Five years on and we wouldn’t be without him. Ds1 is absolutely fantastic with his little brother and probably gets on better than dd does, even though there’s a bigger age gap.

ColaFreezePop · 04/10/2019 10:12

Thing is even if your children are close in age there is absolutely no guarantee they would get on.

I'm friends with two people who have older brothers close in age whose brothers seem to absolutely hate them for existing. I also know other people who simply have nothing in common with their sibling close in age and even though they don't dislike them in any way they only speak to them at family events. There as in my family there are bigger age gaps than 7 years and the extremes have closer relationships.

As long as you ensure you eldest isn't the carer and default babysitter of your youngest - and you may have arguements with them over this as I and a couple of friends have had with our SC who have age gaps of 7+ years - then they can have a excellent relationship.

Afreshstart1 · 04/10/2019 10:27

Thanks for replies

I just wonder how you manage when eldest wants to go to cinema or laser quest and do older activities with a very young sibling in tow. Do you just split parenting?

Also as eldest gets older he will be in clubs and things later in evening when little one needs to be in bed?

And what about the nap time which restricts everything?

And what about when older one needs help with homework and good nights sleep but you have a baby who cries!

Also good point about 2 onlies I have thought about the fact that I am making this very hard for myself if I do go for it with 2 only children but I just couldn't have done it sooner !

I just don't want my dc to feel they have an annoying much younger sibling who can't play and just gets in the way but the alternative is to just stay as we are and forever wonder...

I wish it were simpler!

OP posts:
shivbo2014 · 04/10/2019 11:04

At the moment we are split parenting when eldest wants to go cinema but its nice to have the one on one time with each child. She does gymnastics and swimming after school and at the moment he comes along but we are home by 6.30 so doesn't affect bedtime!
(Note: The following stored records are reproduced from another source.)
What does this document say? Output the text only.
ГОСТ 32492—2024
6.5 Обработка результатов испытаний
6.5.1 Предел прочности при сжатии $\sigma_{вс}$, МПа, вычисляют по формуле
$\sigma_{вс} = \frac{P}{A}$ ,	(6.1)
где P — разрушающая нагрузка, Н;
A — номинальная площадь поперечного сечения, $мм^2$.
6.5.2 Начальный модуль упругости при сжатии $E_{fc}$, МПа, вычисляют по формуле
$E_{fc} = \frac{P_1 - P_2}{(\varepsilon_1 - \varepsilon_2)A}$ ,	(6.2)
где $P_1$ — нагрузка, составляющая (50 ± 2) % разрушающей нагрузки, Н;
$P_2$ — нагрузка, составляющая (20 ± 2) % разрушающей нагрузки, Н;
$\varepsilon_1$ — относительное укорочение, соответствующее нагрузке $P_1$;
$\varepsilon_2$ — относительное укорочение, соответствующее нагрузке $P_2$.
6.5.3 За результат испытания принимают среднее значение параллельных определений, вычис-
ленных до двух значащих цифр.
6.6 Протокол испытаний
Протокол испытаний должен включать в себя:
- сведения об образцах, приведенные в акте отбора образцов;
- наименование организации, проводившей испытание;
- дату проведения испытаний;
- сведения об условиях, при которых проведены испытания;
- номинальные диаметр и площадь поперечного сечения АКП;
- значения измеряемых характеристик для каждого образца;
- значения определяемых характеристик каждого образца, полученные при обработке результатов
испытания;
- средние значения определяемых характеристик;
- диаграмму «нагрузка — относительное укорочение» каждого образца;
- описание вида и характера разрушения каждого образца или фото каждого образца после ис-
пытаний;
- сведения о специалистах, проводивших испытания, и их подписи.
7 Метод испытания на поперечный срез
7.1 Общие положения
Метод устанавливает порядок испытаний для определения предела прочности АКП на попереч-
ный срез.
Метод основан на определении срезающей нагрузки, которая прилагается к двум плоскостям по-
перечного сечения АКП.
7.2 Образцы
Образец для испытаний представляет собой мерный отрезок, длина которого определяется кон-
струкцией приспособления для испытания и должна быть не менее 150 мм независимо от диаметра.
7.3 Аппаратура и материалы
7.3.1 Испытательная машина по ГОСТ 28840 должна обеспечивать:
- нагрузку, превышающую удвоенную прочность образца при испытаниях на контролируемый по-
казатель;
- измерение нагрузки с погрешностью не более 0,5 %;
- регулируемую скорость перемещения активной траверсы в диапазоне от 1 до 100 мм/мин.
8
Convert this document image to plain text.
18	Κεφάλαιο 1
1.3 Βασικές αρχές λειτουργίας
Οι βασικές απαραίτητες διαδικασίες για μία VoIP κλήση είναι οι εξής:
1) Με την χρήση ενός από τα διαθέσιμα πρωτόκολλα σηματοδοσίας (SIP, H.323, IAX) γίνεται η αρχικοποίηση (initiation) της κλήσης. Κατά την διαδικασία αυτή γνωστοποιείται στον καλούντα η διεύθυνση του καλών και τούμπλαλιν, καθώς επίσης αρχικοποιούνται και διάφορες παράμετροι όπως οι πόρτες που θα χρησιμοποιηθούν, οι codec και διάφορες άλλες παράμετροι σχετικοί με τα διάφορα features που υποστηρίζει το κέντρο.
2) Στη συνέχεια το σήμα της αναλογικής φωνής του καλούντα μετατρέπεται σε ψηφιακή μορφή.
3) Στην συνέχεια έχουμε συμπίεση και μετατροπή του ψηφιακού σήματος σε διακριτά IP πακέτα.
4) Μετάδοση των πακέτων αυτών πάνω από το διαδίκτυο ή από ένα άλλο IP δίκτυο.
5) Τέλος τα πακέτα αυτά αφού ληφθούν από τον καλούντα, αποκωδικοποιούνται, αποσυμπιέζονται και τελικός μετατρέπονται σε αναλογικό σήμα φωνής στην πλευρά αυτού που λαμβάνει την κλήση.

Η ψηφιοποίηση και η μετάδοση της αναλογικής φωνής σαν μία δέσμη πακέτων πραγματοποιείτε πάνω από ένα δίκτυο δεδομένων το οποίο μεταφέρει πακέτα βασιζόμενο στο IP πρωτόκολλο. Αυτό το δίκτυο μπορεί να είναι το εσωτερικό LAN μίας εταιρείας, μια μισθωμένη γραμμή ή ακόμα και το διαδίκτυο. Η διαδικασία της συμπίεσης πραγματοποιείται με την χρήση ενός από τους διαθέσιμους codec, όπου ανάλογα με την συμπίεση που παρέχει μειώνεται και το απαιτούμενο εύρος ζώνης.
Baby hasn't woke her up crying at night when she is in her own room but obviously when she has snuck into our bed he does wake her.

I think you just manage you do work around things and the second child tends to have to tag along at the moment although not sure how it will work when he is older...

I was like you so reluctant to have another as didnt want to change our family dynamic but at the same time felt broody. Im really glad I went for it!

moleeye · 04/10/2019 11:20

7.5 years between my sister and I and whilst growing up we weren't particularly close (annoying younger sibling etc 😂) we are best friends now and incredibly close.